People following me on Twitter often see me comment about my daily trips to the cancer center or hospital during the ten days following my rounds of chemotherapy treatment. I may tweet that I’m going to go get my granulocyte colonies stimulated, or I’m getting my GCS-F, or heading off to get my Neupogen. These all refer to the same injected medication.
On weekdays when I require one of these injections, I can get it at the lab in the cancer center. On the weekends, though, the cancer center is closed, so I go the the inpatient oncology ward at Carle Hospital.
It takes a little bit longer at the hospital, but I don’t mind. It’s the results of the injections that I’m interested in.
What does GCS-F do?
G-CSF [also known as colony-stimulating factor 3 (CSF 3)] is a colony-stimulating factor hormone. This hormone is produced naturally by the human body in order to stimulate the bone marrow to produce granulocytes and hematopoietic stem cells.
What Is a Hematopoietic Stem Cell?
A hematopoietic stem cell is a cell isolated from the blood or bone marrow that can renew itself, can differentiate to a variety of specialized cells, can mobilize out of the bone marrow into circulating blood, and can undergo programmed cell death, called apoptosis—a process by which cells that are detrimental or unneeded self-destruct.
A major thrust of basic HSC research since the 1960s has been identifying and characterizing these stem cells. Because HSCs look and behave in culture like ordinary white blood cells, this has been a difficult challenge and this makes them difficult to identify by morphology (size and shape). Even today, scientists must rely on cell surface proteins, which serve, only roughly, as markers of white blood cells.
Identifying and characterizing properties of HSCs began with studies in mice, which laid the groundwork for human studies. The challenge is formidable as about 1 in every 10,000 to 15,000 bone marrow cells is thought to be a stem cell. In the blood stream the proportion falls to 1 in 100,000 blood cells. To this end, scientists began to develop tests for proving the self-renewal and the plasticity of HSCs.
The “gold standard” for proving that a cell derived from mouse bone marrow is indeed an HSC is still based on the same proof described above and used in mice many years ago. That is, the cells are injected into a mouse that has received a dose of irradiation sufficient to kill its own blood-producing cells. If the mouse recovers and all types of blood cells reappear (bearing a genetic marker from the donor animal), the transplanted cells are deemed to have included stem cells.
5. Hematopoietic Stem Cells . In Stem Cell Information [World Wide Web site]. Bethesda, MD: National Institutes of Health, U.S. Department of Health and Human Services, 2011 [cited Sunday, April 17, 2011] Available at http://stemcells.nih.gov/info/scireport/chapter5
There are a couple reasons why this is important for me right now. The first reason is that all three of the drugs that I’m receiving during my current chemotherapy regimen, Ifosfamide, Carboplatin, and Etoposide, share a common side effect: low white blood cell count with increased risk of infection.
Neutrophils are one type of white blood cells. They usually make up between fifty and seventy percent of a person’s circulating white blood cells. They serve as the primary defense against infections by destroying bacteria in the blood. When the number of neutrophils in a person’s bloodstream drops below a certain level, that person is said to be suffering from neutropenia.

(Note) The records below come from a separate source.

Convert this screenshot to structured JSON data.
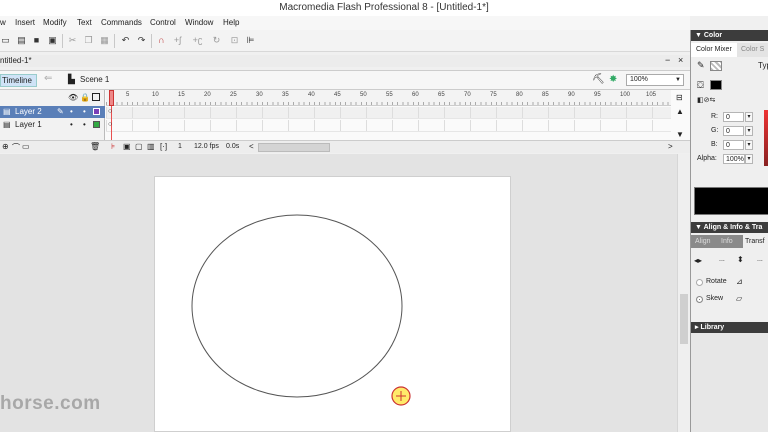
{
  "window": {
    "title": "Macromedia Flash Professional 8 - [Untitled-1*]"
  },
  "menu": [
    "w",
    "Insert",
    "Modify",
    "Text",
    "Commands",
    "Control",
    "Window",
    "Help"
  ],
  "toolbar_icons": [
    "new-icon",
    "open-icon",
    "save-icon",
    "print-icon",
    "cut-icon",
    "copy-icon",
    "paste-icon",
    "undo-icon",
    "redo-icon",
    "snap-icon",
    "smooth-icon",
    "straighten-icon",
    "rotate-icon",
    "scale-icon",
    "align-icon"
  ],
  "document": {
    "tab": "ntitled-1*"
  },
  "scene": {
    "timeline_tab": "Timeline",
    "scene_label": "Scene 1",
    "zoom": "100%"
  },
  "timeline": {
    "layers": [
      {
        "name": "Layer 2",
        "selected": true,
        "color": "#7a3fb8"
      },
      {
        "name": "Layer 1",
        "selected": false,
        "color": "#33aa44"
      }
    ],
    "ruler": [
      "5",
      "10",
      "15",
      "20",
      "25",
      "30",
      "35",
      "40",
      "45",
      "50",
      "55",
      "60",
      "65",
      "70",
      "75",
      "80",
      "85",
      "90",
      "95",
      "100",
      "105"
    ],
    "frame": "1",
    "fps": "12.0 fps",
    "time": "0.0s"
  },
  "panels": {
    "color": {
      "title": "Color",
      "tabs": [
        "Color Mixer",
        "Color S"
      ],
      "type_label": "Typ",
      "r_label": "R:",
      "r_value": "0",
      "g_label": "G:",
      "g_value": "0",
      "b_label": "B:",
      "b_value": "0",
      "alpha_label": "Alpha:",
      "alpha_value": "100%"
    },
    "align": {
      "title": "Align & Info & Tra",
      "tabs": [
        "Align",
        "Info",
        "Transf"
      ],
      "width_value": "...",
      "height_value": "...",
      "rotate_label": "Rotate",
      "skew_label": "Skew"
    },
    "library": {
      "title": "Library"
    }
  },
  "watermark": "horse.com",
  "colors": {
    "accent": "#3a6fd8",
    "timeline_tab": "#cfe3f7",
    "playhead": "#e85050",
    "dark_panel": "#3c3c3c"
  }
}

If a person’s neutrophil count falls below certain levels, even the bacteria normally present in our bodies could cause potentially life-threatening infections. Lowered counts can also result in a delay of scheduled chemotherapy. If counts aren’t above certain levels, it’s too dangerous to proceed until they bounce back. Luckily, injections of synthetic GCF-S, usually in the form of Neupogen (Filgrastim) or Neulasta (Pegfilgrastim), can help remedy that situation.
During my six months of ABVD regimen chemotherapy last year, I was twice delayed because of low neutrophil counts. After those delays, I began receiving injections of Pegfilgrastim following each chemotherapy session. It worked perfectly, and I wasn’t delayed or at extreme risk of infection during my remaining treatment.
My current situation is similar, but with a twist. I definitely want to try to minimize my risk to deadly infections. The twist is that I also happen to be preparing for an autologous hematopoietic stem cell transplant. Filgrastim is often used to prepare the blood for leukapheresis, in which hematopoietic stem cells are removed from the blood and then returned to the body following ablative chemotherapy.
Ablative chemotherapy will essentially destroy my bone marrow’s ability to produce white blood cells as it destroys the cancer cells. The return of my own stem cells will kick-start that blood cell production once again, returning me to good health.
Years of research into recombinant DNA and cloning have resulted in a synthetic version of a human hormone that can be used to save human lives. Research programs that I will take part in during my further treatment will help to extend and expand upon that research. That’s science, and that’s evidence that it’s an exciting time to be alive. I’ll try to keep everyone up to date here with my progress, as always.